Dario Varona

¿Cómo se organiza una capacitación de liderazgo en una empresa?

Por Liderazgo

Una capacitación de liderazgo en una empresa se organiza a partir de una necesidad concreta, el público, los objetivos, la modalidad y la logística. Los casos y ejercicios deben adaptarse al trabajo real. Llevar un curso estándar a la empresa sin comprender su contexto no constituye una verdadera adaptación.

Ver contenido del artículo
01

¿Qué debe definir la empresa antes de capacitar líderes?

La empresa debe definir qué problema quiere resolver, quiénes participarán y qué conducta espera ver después. También necesita distinguir si la necesidad es grupal o individual: en este último caso puede corresponder revisar cuánto dura un proceso de coaching ejecutivo. Si participarán responsables de niveles diferentes, conviene prever desde el inicio cómo adaptar la capacitación a líderes de distintos niveles.

Antes de buscar fechas o proveedores, la empresa debería poder completar una frase simple: “Necesitamos que estos líderes puedan…”. Si la respuesta mezcla muchos problemas o públicos, la capacitación todavía no tiene un objetivo suficientemente claro.

02

¿Quiénes organizan una capacitación de liderazgo?

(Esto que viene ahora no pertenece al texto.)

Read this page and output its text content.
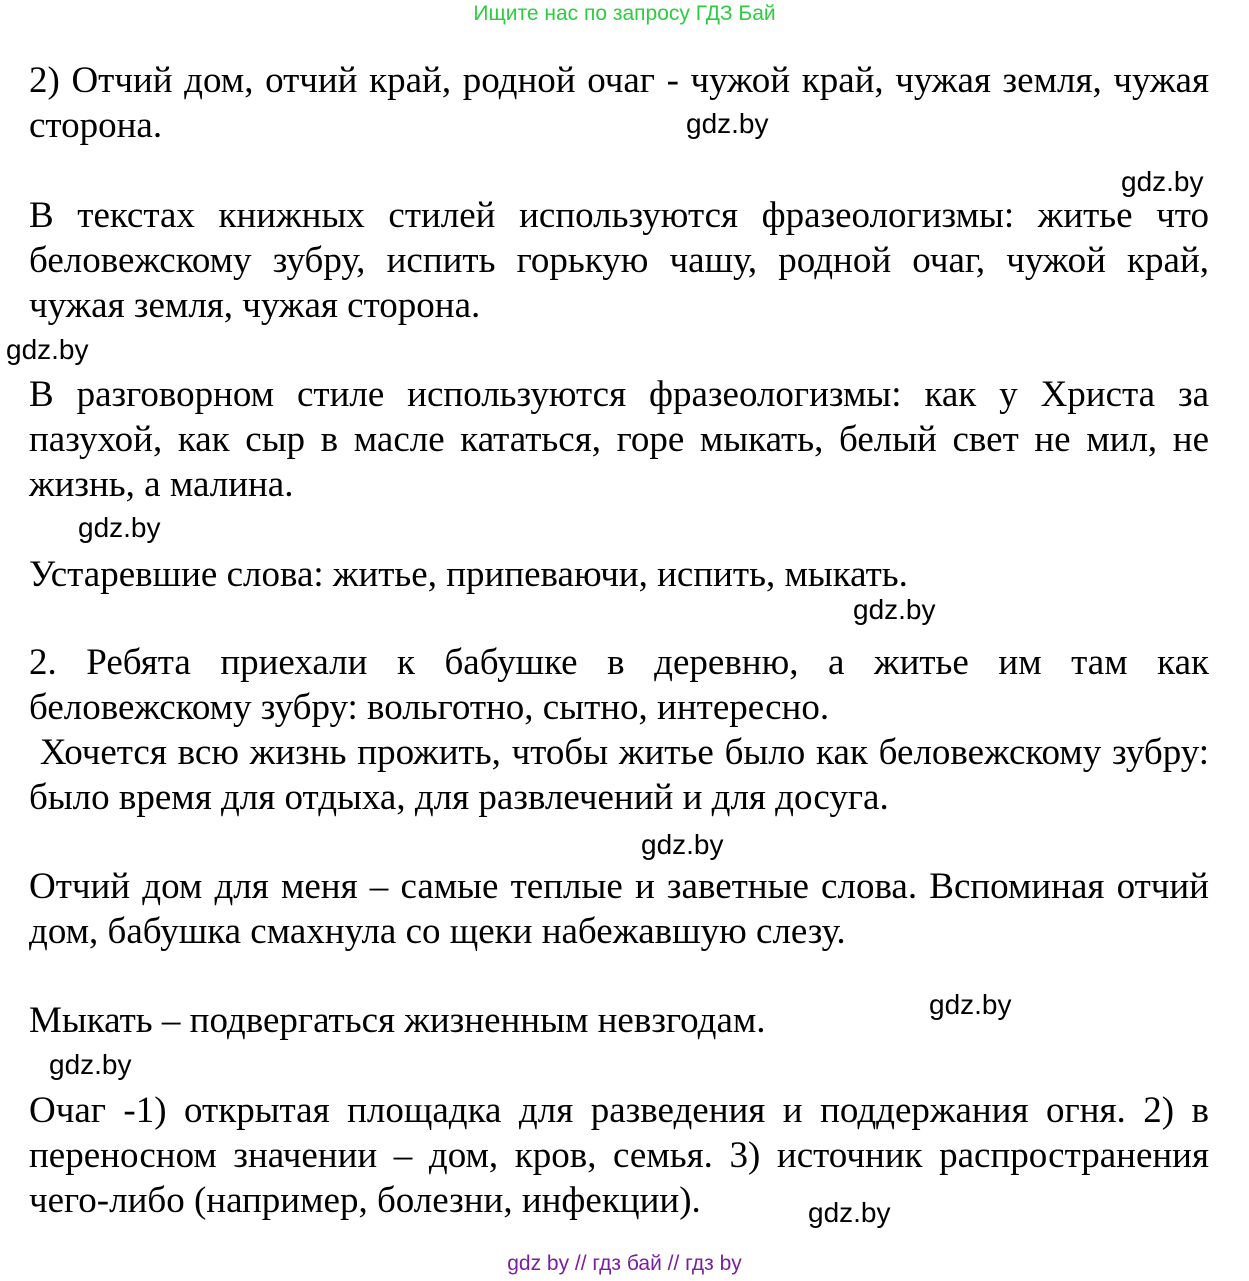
Ищите нас по запросу ГДЗ Бай

2) Отчий дом, отчий край, родной очаг - чужой край, чужая земля, чужая сторона.	gdz.by
gdz.by

В текстах книжных стилей используются фразеологизмы: житье что беловежскому зубру, испить горькую чашу, родной очаг, чужой край, чужая земля, чужая сторона.

gdz.by

В разговорном стиле используются фразеологизмы: как у Христа за пазухой, как сыр в масле кататься, горе мыкать, белый свет не мил, не жизнь, а малина.

gdz.by

Устаревшие слова: житье, припеваючи, испить, мыкать.

gdz.by

2. Ребята приехали к бабушке в деревню, а житье им там как беловежскому зубру: вольготно, сытно, интересно.

Хочется всю жизнь прожить, чтобы житье было как беловежскому зубру: было время для отдыха, для развлечений и для досуга.

gdz.by

Отчий дом для меня – самые теплые и заветные слова. Вспоминая отчий дом, бабушка смахнула со щеки набежавшую слезу.

gdz.by

Мыкать – подвергаться жизненным невзгодам.

gdz.by

Очаг -1) открытая площадка для разведения и поддержания огня. 2) в переносном значении – дом, кров, семья. 3) источник распространения чего-либо (например, болезни, инфекции).	gdz.by
gdz by // гдз бай // гдз by
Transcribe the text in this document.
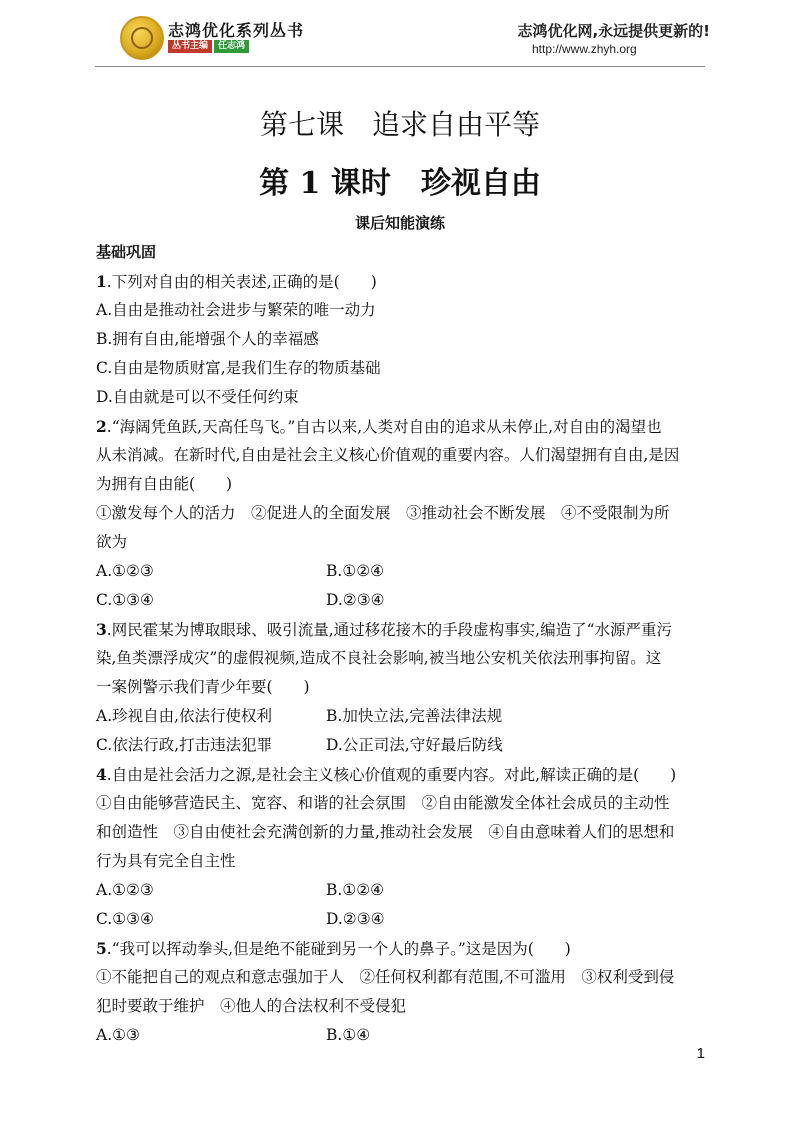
志鸿优化系列丛书
丛书主编	任志鸿
志鸿优化网,永远提供更新的!
http://www.zhyh.org
第七课　追求自由平等
第 1 课时　珍视自由
课后知能演练
基础巩固
1.下列对自由的相关表述,正确的是(　　)
A.自由是推动社会进步与繁荣的唯一动力
B.拥有自由,能增强个人的幸福感
C.自由是物质财富,是我们生存的物质基础
D.自由就是可以不受任何约束
2.“海阔凭鱼跃,天高任鸟飞。”自古以来,人类对自由的追求从未停止,对自由的渴望也
从未消减。在新时代,自由是社会主义核心价值观的重要内容。人们渴望拥有自由,是因
为拥有自由能(　　)
①激发每个人的活力　②促进人的全面发展　③推动社会不断发展　④不受限制为所
欲为
A.①②③	B.①②④
C.①③④	D.②③④
3.网民霍某为博取眼球、吸引流量,通过移花接木的手段虚构事实,编造了“水源严重污
染,鱼类漂浮成灾”的虚假视频,造成不良社会影响,被当地公安机关依法刑事拘留。这
一案例警示我们青少年要(　　)
A.珍视自由,依法行使权利	B.加快立法,完善法律法规
C.依法行政,打击违法犯罪	D.公正司法,守好最后防线
4.自由是社会活力之源,是社会主义核心价值观的重要内容。对此,解读正确的是(　　)
①自由能够营造民主、宽容、和谐的社会氛围　②自由能激发全体社会成员的主动性
和创造性　③自由使社会充满创新的力量,推动社会发展　④自由意味着人们的思想和
行为具有完全自主性
A.①②③	B.①②④
C.①③④	D.②③④
5.“我可以挥动拳头,但是绝不能碰到另一个人的鼻子。”这是因为(　　)
①不能把自己的观点和意志强加于人　②任何权利都有范围,不可滥用　③权利受到侵
犯时要敢于维护　④他人的合法权利不受侵犯
A.①③	B.①④
1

Una capacitación de liderazgo suele organizarse entre un referente del negocio, Recursos Humanos y el capacitador o equipo facilitador. El área solicitante aporta el problema y las restricciones; Recursos Humanos coordina participantes y condiciones; el capacitador traduce esa información en objetivos, actividades y criterios de trabajo. Cuando nadie asume estas funciones, la logística avanza, pero el diseño queda sin dueño.

La organización funciona mejor cuando cada actor sabe qué debe aportar y qué no debe decidir. El negocio define la necesidad, Recursos Humanos ordena el proceso y el capacitador diseña la experiencia. Si esos roles se mezclan, aparecen demoras y expectativas contradictorias.

03

¿Cómo adaptar la capacitación al contexto de la empresa?

Para adaptar la capacitación al contexto de la empresa hay que relevar situaciones reales, lenguaje, responsabilidades, decisiones habituales y límites operativos. El contenido central puede mantenerse, pero los ejemplos, ejercicios y preguntas deben representar el trabajo de los participantes. También conviene definir qué materiales debe incluir un programa de liderazgo para que la aplicación continúe después de cada encuentro.

La adaptación se comprueba con una prueba sencilla: los participantes deberían reconocer sus decisiones y dificultades en los casos trabajados. Si solo cambian el logo y algunos nombres, la capacitación sigue siendo estándar aunque se presente como diseñada para la empresa.

04

¿Cómo coordinar fechas y recursos para la capacitación?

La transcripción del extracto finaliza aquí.